Most Irish exporters resell foreign goods and services without adding any serious value to them. In order to push these firms into exporting, they need to identify potential ways for adding value to imported goods and services and then identify the markets where this added value can generate sales.

They must also increase productivity. While, during the crisis, the Irish economy regained some share of the competitiveness lost between 2001 and 2008, these gains were achieved predominantly through 1) on-shoring of large-scale ICT services providers (Google, Amazon, etc), and 2) massive jobs-destruction in less-productive sectors, such as construction, retail and other domestic services. Stripping out the MNCs with their tax arbitrage, the Irish economy is more competitive today than it was between 2004 and 2006 only because we are no longer employing builders and not adding more convenience shops to every street corner of every town. It won’t help indigenous exports.

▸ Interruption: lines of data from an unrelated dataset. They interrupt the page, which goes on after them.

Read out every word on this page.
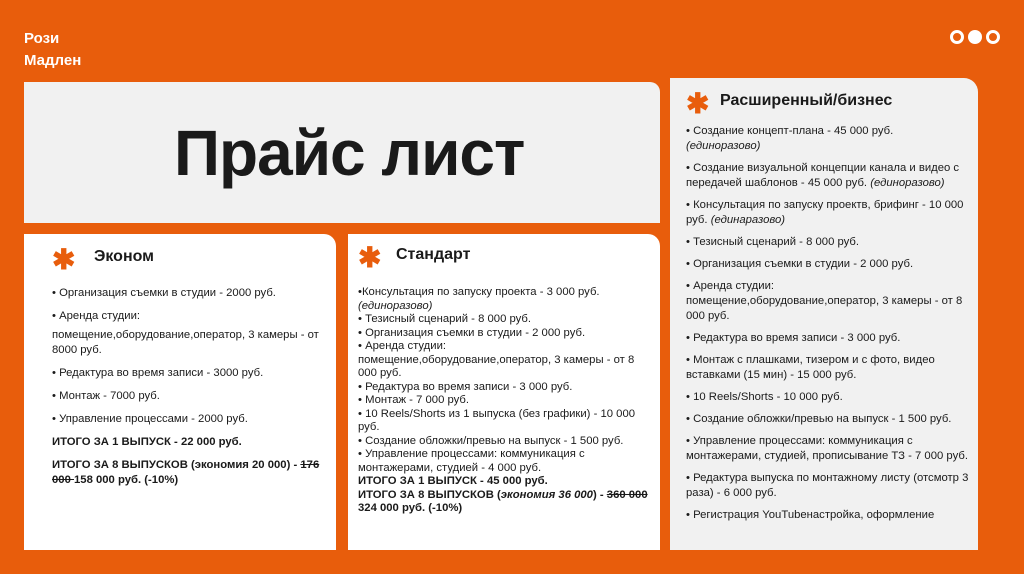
Рози
Мадлен
Прайс лист
✱ Эконом
• Организация съемки в студии - 2000 руб.
• Аренда студии:
помещение,оборудование,оператор, 3 камеры - от 8000 руб.
• Редактура во время записи - 3000 руб.
• Монтаж - 7000 руб.
• Управление процессами - 2000 руб.
ИТОГО ЗА 1 ВЫПУСК - 22 000 руб.
ИТОГО ЗА 8 ВЫПУСКОВ (экономия 20 000) - 176 000 158 000 руб. (-10%)
✱ Стандарт
•Консультация по запуску проекта - 3 000 руб.
(единоразово)
• Тезисный сценарий - 8 000 руб.
• Организация съемки в студии - 2 000 руб.
• Аренда студии:
помещение,оборудование,оператор, 3 камеры - от 8 000 руб.
• Редактура во время записи - 3 000 руб.
• Монтаж - 7 000 руб.
• 10 Reels/Shorts из 1 выпуска (без графики) - 10 000 руб.
• Создание обложки/превью на выпуск - 1 500 руб.
• Управление процессами: коммуникация с монтажерами, студией - 4 000 руб.
ИТОГО ЗА 1 ВЫПУСК - 45 000 руб.
ИТОГО ЗА 8 ВЫПУСКОВ (экономия 36 000) - 360 000 324 000 руб. (-10%)
✱ Расширенный/бизнес
• Создание концепт-плана - 45 000 руб. (единоразово)
• Создание визуальной концепции канала и видео с передачей шаблонов - 45 000 руб. (единоразово)
• Консультация по запуску проектв, брифинг - 10 000 руб. (единаразово)
• Тезисный сценарий - 8 000 руб.
• Организация съемки в студии - 2 000 руб.
• Аренда студии: помещение,оборудование,оператор, 3 камеры - от 8 000 руб.
• Редактура во время записи - 3 000 руб.
• Монтаж с плашками, тизером и с фото, видео вставками (15 мин) - 15 000 руб.
• 10 Reels/Shorts - 10 000 руб.
• Создание обложки/превью на выпуск - 1 500 руб.
• Управление процессами: коммуникация с монтажерами, студией, прописывание ТЗ - 7 000 руб.
• Редактура выпуска по монтажному листу (отсмотр 3 раза) - 6 000 руб.
• Регистрация YouTubeнастройка, оформление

The final drag on the prospects for exports-led growth is skills. The requisite skills are not offered by the vast pool of the unemployed. Despite the claims of 70,000 new jobs created by the Government, data from the CSO shows that in Q1 2014, there were only 49,500 fewer unemployed in Ireland than in Q1 2010, of which 14,314 came from higher numbers in state training programmes, such as JobBridge.

CHART: VILLAGE 2014 06 CHART 4

While the Government has been successful in reducing unemployment, progress has been weak. The Irish economy has been creating new jobs that require excellent commands of foreign languages, coding and other technical skills that cannot be easily taught to those of older age.
A coherent, long-term and comprehensive strategy is needed to deal with all the underestimated problems adumbrated above. The Coalition might deserve credit for doing hard things over the last three years, but it still an open question whether it deserves the credit for doing the right things. Preparations for smugness should be suspended.